Vatandaşlardan teröristleri gördükleri yerde polise
bildirmeleri isteniyor.
Yani güvenlik güçleri bu kez -Başbakan
Davutoglu’nu yalanlarcasına- canlı
bombaları eylem yapmadan önce (!) yakalamaya
çalışıyor.
* * *
Aslında bu haberler, AKP’nin tüyler ürperten
aymazlığını da gözler önüne seriyor.
Çünkü başta MİT olmak üzere güvenlik
birimlerinde Adıyamanlı
teröristlerin
IŞİD’e ne zaman ve nasıl katıldıkları, beyinlerinin
kimler tarafından yıkanıp devşirildikleri, Suriye’ye
kaç kez gidip geldikleriyle ilgili ayrıntılı bilgiler
bulunuyor.
Üstelik bunlar teyide muhtaç duyumlar da değil,
belgeli!..
Zira Diyarbakır, Suruç ve
Ankara katliamını yapan canlı bombaların
ailelerinin çocuklarını polise ihbar ederek
yakalanmalarını istedikleri ve güvenlik güçlerine
her türlü bilgiyi verdikleri de biliniyor.

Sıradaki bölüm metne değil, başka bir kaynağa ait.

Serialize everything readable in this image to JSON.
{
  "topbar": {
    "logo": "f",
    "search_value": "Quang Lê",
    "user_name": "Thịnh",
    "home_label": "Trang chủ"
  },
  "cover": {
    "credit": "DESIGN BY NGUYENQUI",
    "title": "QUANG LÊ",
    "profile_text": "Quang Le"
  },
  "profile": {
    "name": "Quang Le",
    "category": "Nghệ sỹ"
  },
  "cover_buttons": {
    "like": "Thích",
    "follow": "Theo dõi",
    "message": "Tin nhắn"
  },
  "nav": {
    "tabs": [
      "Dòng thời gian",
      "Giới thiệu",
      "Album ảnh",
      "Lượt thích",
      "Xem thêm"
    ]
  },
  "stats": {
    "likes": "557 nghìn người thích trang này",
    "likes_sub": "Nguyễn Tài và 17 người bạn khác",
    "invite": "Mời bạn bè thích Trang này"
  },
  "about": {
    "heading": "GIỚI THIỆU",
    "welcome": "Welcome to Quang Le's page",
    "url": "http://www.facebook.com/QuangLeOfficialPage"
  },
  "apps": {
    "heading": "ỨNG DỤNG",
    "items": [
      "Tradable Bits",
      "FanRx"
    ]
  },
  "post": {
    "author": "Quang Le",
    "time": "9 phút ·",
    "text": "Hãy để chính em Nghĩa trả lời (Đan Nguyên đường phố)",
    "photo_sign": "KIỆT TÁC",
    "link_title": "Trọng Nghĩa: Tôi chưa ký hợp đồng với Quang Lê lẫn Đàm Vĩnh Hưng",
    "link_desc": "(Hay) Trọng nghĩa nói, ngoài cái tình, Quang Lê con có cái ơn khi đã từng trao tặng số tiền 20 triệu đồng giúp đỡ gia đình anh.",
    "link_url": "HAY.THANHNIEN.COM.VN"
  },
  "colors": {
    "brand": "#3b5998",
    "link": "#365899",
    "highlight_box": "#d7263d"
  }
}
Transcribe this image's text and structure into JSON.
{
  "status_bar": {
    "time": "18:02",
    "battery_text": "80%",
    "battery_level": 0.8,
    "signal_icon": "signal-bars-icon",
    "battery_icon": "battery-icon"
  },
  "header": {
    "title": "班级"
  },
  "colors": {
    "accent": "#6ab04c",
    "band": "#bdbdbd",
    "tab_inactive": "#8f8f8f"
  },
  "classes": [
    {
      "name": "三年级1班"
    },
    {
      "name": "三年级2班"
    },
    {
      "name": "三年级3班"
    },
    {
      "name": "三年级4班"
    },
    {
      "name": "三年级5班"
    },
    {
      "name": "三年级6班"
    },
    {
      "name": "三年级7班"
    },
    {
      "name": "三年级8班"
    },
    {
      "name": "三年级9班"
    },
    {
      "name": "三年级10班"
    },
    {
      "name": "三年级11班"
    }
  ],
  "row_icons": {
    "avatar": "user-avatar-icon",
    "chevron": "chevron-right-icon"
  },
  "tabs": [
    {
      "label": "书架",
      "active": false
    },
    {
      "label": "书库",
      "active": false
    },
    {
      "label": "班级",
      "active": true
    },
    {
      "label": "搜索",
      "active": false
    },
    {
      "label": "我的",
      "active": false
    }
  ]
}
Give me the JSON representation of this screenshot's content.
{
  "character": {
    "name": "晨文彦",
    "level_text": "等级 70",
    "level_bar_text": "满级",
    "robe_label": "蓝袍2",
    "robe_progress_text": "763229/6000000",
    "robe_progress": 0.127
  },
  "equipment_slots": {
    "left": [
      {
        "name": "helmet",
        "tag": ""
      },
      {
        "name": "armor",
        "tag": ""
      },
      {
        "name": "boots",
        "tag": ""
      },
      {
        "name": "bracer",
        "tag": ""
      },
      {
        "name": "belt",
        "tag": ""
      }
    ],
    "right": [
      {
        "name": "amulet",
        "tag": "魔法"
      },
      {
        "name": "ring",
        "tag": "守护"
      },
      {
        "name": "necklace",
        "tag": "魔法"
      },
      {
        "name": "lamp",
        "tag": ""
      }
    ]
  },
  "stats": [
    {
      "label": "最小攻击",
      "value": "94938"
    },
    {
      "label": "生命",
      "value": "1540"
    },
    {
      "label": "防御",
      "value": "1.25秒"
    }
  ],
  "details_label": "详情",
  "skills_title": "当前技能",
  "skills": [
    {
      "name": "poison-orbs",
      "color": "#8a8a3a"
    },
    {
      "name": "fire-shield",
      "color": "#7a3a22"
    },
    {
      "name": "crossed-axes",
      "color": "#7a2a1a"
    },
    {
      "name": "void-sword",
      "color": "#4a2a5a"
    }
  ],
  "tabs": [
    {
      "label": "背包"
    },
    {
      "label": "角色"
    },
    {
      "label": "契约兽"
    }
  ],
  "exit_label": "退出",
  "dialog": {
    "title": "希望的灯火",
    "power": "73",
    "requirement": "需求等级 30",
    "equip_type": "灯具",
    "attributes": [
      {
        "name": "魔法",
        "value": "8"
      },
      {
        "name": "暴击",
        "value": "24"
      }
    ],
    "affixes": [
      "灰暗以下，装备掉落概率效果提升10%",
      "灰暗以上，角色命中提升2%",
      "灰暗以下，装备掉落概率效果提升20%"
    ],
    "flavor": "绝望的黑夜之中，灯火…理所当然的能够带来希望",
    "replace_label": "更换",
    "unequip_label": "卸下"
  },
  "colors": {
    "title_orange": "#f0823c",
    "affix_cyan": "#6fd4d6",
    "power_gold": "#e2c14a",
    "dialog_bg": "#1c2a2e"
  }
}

Ama ne yazık ki gerek polis, gerekse yargı bu kayıtları
arşivlemekten öte bir işlem yapmıyor.
Hatta bazı annelerin çocuklarını IŞİD’in pençesinden
kurtarabilmek için Başbakan
Davutoğlu ile görüşüp yalvarmaları bile
durumu değiştirmiyor.
Bu inanılmaz çelişki, ihmal ve sorumsuzluk zinciri
insanın kanını donduruyor.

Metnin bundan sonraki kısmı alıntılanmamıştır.